Embarrassingly parallel MCMC using deep invertible transformations
This addresses the problem of efficient Bayesian inference for large datasets, offering a novel aggregation strategy that is incremental but improves upon existing parallel MCMC methods.
The paper tackles the challenge of scaling MCMC to large distributed datasets by introducing a deep invertible transformation method to approximate subposteriors, enabling efficient aggregation with low communication costs and outperforming state-of-the-art methods in high-dimensional and heterogeneous scenarios.
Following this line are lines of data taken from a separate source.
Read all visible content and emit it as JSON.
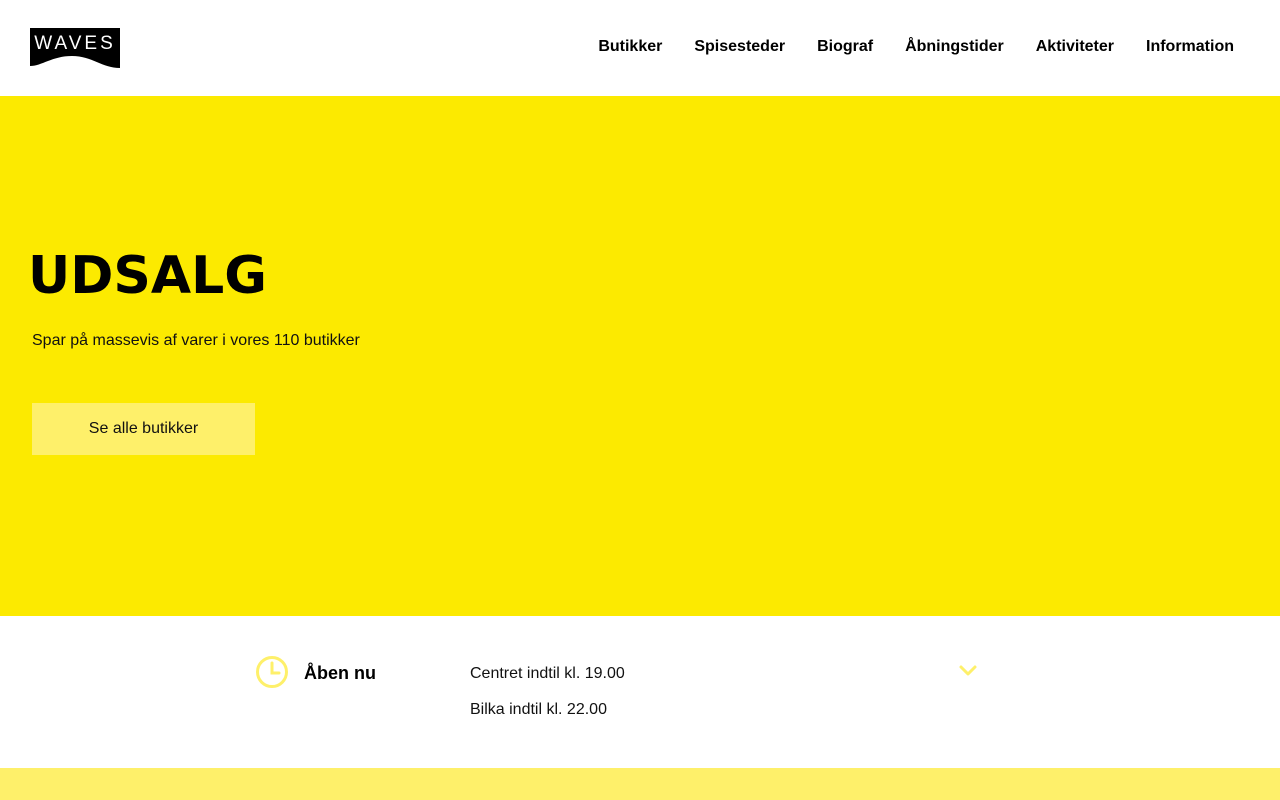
{
  "logo": {
    "text": "WAVES"
  },
  "nav": {
    "items": [
      {
        "label": "Butikker"
      },
      {
        "label": "Spisesteder"
      },
      {
        "label": "Biograf"
      },
      {
        "label": "Åbningstider"
      },
      {
        "label": "Aktiviteter"
      },
      {
        "label": "Information"
      }
    ]
  },
  "hero": {
    "title": "UDSALG",
    "subtitle": "Spar på massevis af varer i vores 110 butikker",
    "button_label": "Se alle butikker",
    "background_color": "#fcea00",
    "button_color": "#fef06a"
  },
  "opening_hours": {
    "label": "Åben nu",
    "lines": [
      "Centret indtil kl. 19.00",
      "Bilka indtil kl. 22.00"
    ],
    "icons": [
      "clock-icon",
      "chevron-down-icon"
    ],
    "accent_color": "#fef06a"
  }
}
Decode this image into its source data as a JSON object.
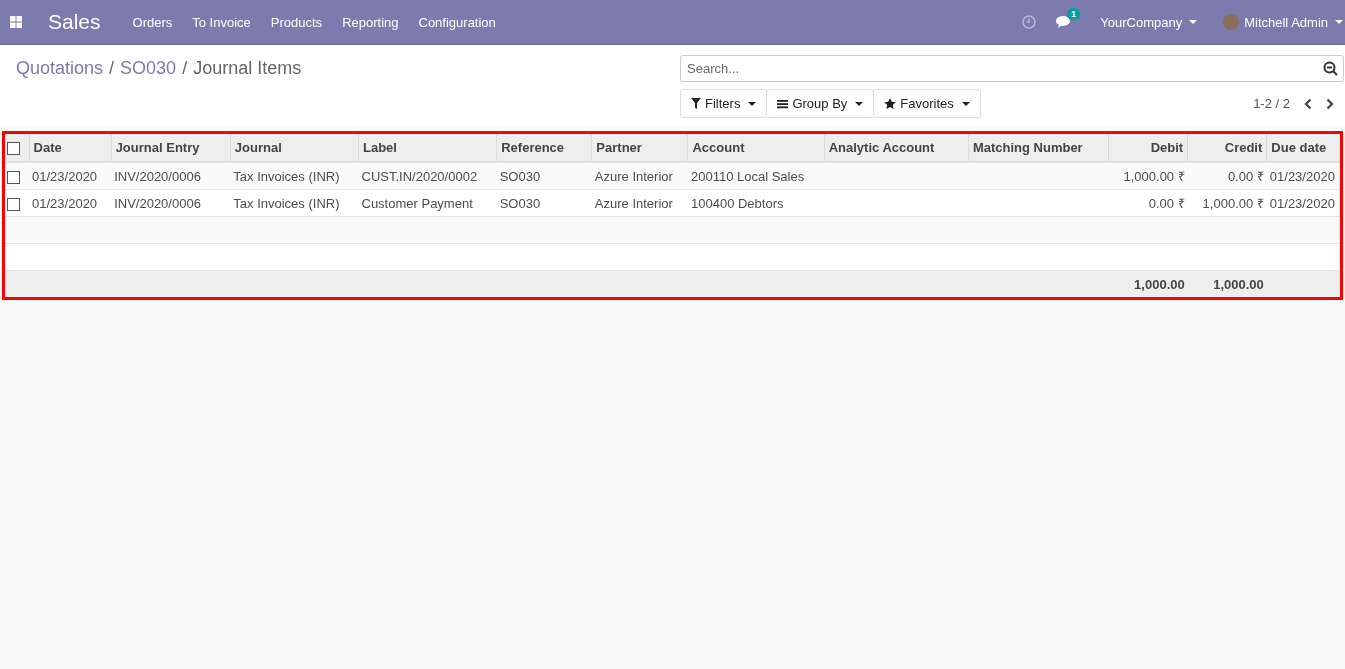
{
  "navbar": {
    "app": "Sales",
    "menu": [
      "Orders",
      "To Invoice",
      "Products",
      "Reporting",
      "Configuration"
    ],
    "messages_badge": "1",
    "company": "YourCompany",
    "user": "Mitchell Admin"
  },
  "breadcrumb": [
    {
      "kind": "link",
      "label": "Quotations"
    },
    {
      "kind": "separator",
      "label": "/"
    },
    {
      "kind": "link",
      "label": "SO030"
    },
    {
      "kind": "separator",
      "label": "/"
    },
    {
      "kind": "current",
      "label": "Journal Items"
    }
  ],
  "search": {
    "placeholder": "Search..."
  },
  "filters": [
    "Filters",
    "Group By",
    "Favorites"
  ],
  "pager": "1-2 / 2",
  "table": {
    "select_all": false,
    "columns": [
      {
        "label": "Date",
        "kind": "text"
      },
      {
        "label": "Journal Entry",
        "kind": "text"
      },
      {
        "label": "Journal",
        "kind": "text"
      },
      {
        "label": "Label",
        "kind": "text"
      },
      {
        "label": "Reference",
        "kind": "text"
      },
      {
        "label": "Partner",
        "kind": "text"
      },
      {
        "label": "Account",
        "kind": "text"
      },
      {
        "label": "Analytic Account",
        "kind": "text"
      },
      {
        "label": "Matching Number",
        "kind": "text"
      },
      {
        "label": "Debit",
        "kind": "number",
        "total": "1,000.00"
      },
      {
        "label": "Credit",
        "kind": "number",
        "total": "1,000.00"
      },
      {
        "label": "Due date",
        "kind": "text"
      }
    ],
    "rows": [
      {
        "checked": false,
        "cells": [
          "01/23/2020",
          "INV/2020/0006",
          "Tax Invoices (INR)",
          "CUST.IN/2020/0002",
          "SO030",
          "Azure Interior",
          "200110 Local Sales",
          "",
          "",
          "1,000.00 ₹",
          "0.00 ₹",
          "01/23/2020"
        ]
      },
      {
        "checked": false,
        "cells": [
          "01/23/2020",
          "INV/2020/0006",
          "Tax Invoices (INR)",
          "Customer Payment",
          "SO030",
          "Azure Interior",
          "100400 Debtors",
          "",
          "",
          "0.00 ₹",
          "1,000.00 ₹",
          "01/23/2020"
        ]
      }
    ]
  }
}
While MCMC methods have become a main work-horse for Bayesian inference, scaling them to large distributed datasets is still a challenge. Embarrassingly parallel MCMC strategies take a divide-and-conquer stance to achieve this by writing the target posterior as a product of subposteriors, running MCMC for each of them in parallel and subsequently combining the results. The challenge then lies in devising efficient aggregation strategies. Current strategies trade-off between approximation quality, and costs of communication and computation. In this work, we introduce a novel method that addresses these issues simultaneously. Our key insight is to introduce a deep invertible transformation to approximate each of the subposteriors. These approximations can be made accurate even for complex distributions and serve as intermediate representations, keeping the total communication cost limited. Moreover, they enable us to sample from the product of the subposteriors using an efficient and stable importance sampling scheme. We demonstrate the approach outperforms available state-of-the-art methods in a range of challenging scenarios, including high-dimensional and heterogeneous subposteriors.